Everybody in the future will be just like that UPS delivery guy. Well okay some of us gona wear Armany suits and selling airplane engine instead, but same thing. you come to the customer and site with all your data.

jizmo
11-30-2002, 01:30 PM
Most business applications hasn't been written yet,
that's why. I am not talking about presentation or pocket word, but something like Customer inquiry, or industiral strength biling system with wireless etc...

Good point, and true. But it's also important to bear in mind that many companies have tailored applications written just for their uses, and there shouldn't be any reason these spesific applications couldn't be ported to PPCs also.

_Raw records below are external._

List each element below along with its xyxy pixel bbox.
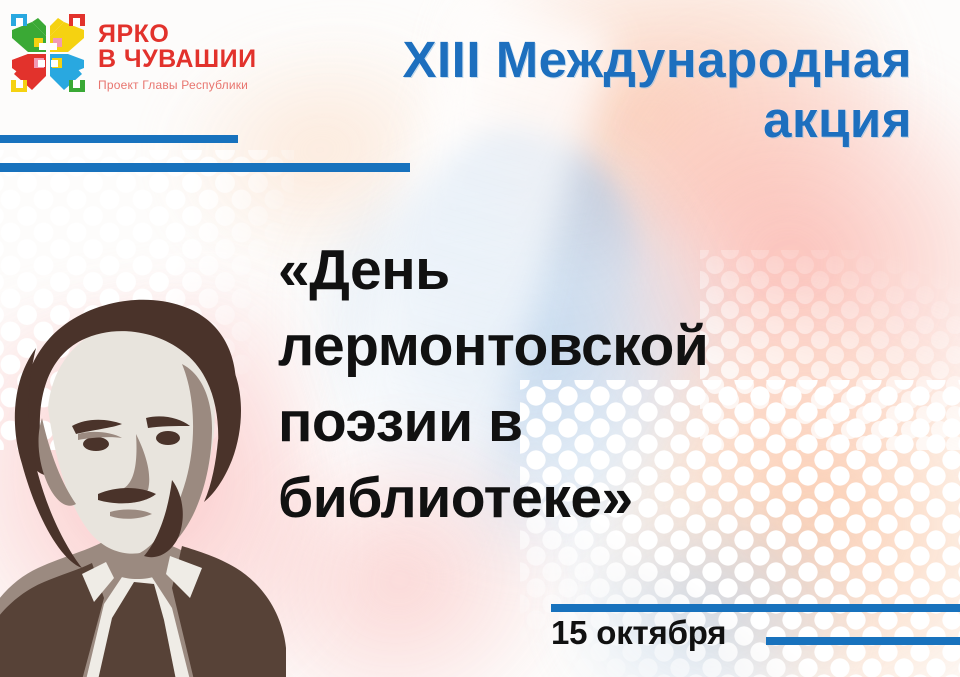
pinwheel-logo-icon	[6, 8, 90, 98]
main-title-line-1: «День	[278, 232, 898, 308]
logo-wordmark: ЯРКО В ЧУВАШИИ Проект Главы Республики	[98, 8, 257, 93]
rule-top-long	[0, 163, 410, 172]
rule-bottom-short	[766, 637, 960, 645]
main-title-line-4: библиотеке»	[278, 460, 898, 536]
rule-top-short	[0, 135, 238, 143]
event-date: 15 октября	[551, 613, 726, 653]
poster-canvas: ЯРКО В ЧУВАШИИ Проект Главы Республики X…	[0, 0, 960, 677]
main-title-line-2: лермонтовской	[278, 308, 898, 384]
main-title-line-3: поэзии в	[278, 384, 898, 460]
page-title: «День лермонтовской поэзии в библиотеке»	[278, 232, 898, 536]
logo-title-line1: ЯРКО	[98, 22, 257, 47]
rule-bottom-long	[551, 604, 960, 612]
lermontov-portrait	[0, 268, 286, 677]
headline-line-1: XIII Международная	[222, 30, 912, 90]
logo-title-line2: В ЧУВАШИИ	[98, 47, 257, 72]
event-headline: XIII Международная акция	[222, 30, 912, 150]
brand-logo: ЯРКО В ЧУВАШИИ Проект Главы Республики	[6, 8, 257, 98]
headline-line-2: акция	[222, 90, 912, 150]
logo-subtitle: Проект Главы Республики	[98, 77, 257, 93]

I still think it's a question of people generally not knowing enough about the devices, that porting the software to them is quite easy and that they have enought processing power to run this software.

/jizmo

krisbrown
11-30-2002, 02:44 PM
PDA's ae gimmicks, always will be in their present form, as for Micr@s@ft's OS, what business would hand out hardware to it's staff that loses all it's memory if they forget to charge it up.
This is to me the most ludicrous feature of the PPC, I have had it happen twice now. I can leave my pc for year and it SHOULD boot up no problem, why can't PPC's do this? It's not like they couldn't do it, they just chose to pass that reponsibility to us.
And don't get me started on there being no shutdown on individual programs, that is so utterley senseless that I'm embarrased to mention it to anyone when showing them my PPC.

I work for a very large telecoms company here in UK and they ordered thousands of those Panasonic toughbook mini labtops for field engineers, they NEVER get used, my friends has been in his house unopened for years.
(nice bit of kit,GSM connection built in).
'Show customers products' they said,
too slow, a brochure is better and can be left.
'Connect online for fault anylasis', again too slow, engineers use the phone instead.
They got stolen, locked up, batteries were always flat, old ladies couldn't see the screens, spent tens of thousands training staff to use them, all pointless, we have fallen back on the old tried and tested methods.
They were getiing stolen so often, that they actually told engineers not to use them outside of the office, that is no joke.

mookie123
12-01-2002, 01:50 AM
'Show customers products' they said,
too slow, a brochure is better and can be left.
'Connect online for fault anylasis', again too slow, engineers use the phone instead.

of course you never going to replace nice glossy pring out, specially if your product depends on such thing (ie. fashion products)
but for something like dynamic wearhouse inquiry, quick data analysis, or if your engine product has 5000000 gazilion permutations that your customer need to know quickly if it is possible to be put together by next afternoon. How about twirling a 3D diagram or having a quick short movie presentation how the product is going to look like in use?

There is nothing like having a laptop/PDA with wireless and direct connection to main database.

how about contruction site? iPAQ can have instantenious GPS connection with CAD functionality. Now you can deliver those 200tons of iron beam at precise date and put it on the spot after that big storm delay that ruin the entire schedule.

Quick field report is another thing. Get a nice camera. take a picture of that mis-welding problem and send it to the engineering team so they can have preliminary review without going back and forth wasting time in the traffic jam.

cost: a cheap basic iPAQ cost$400 + whatever phone wireless connection. contrast to that ruggadized panasonic costing about $3K. Plus iPAQ has been used by smoke jumper fighting forest fire. How much tougher is your job compare to that?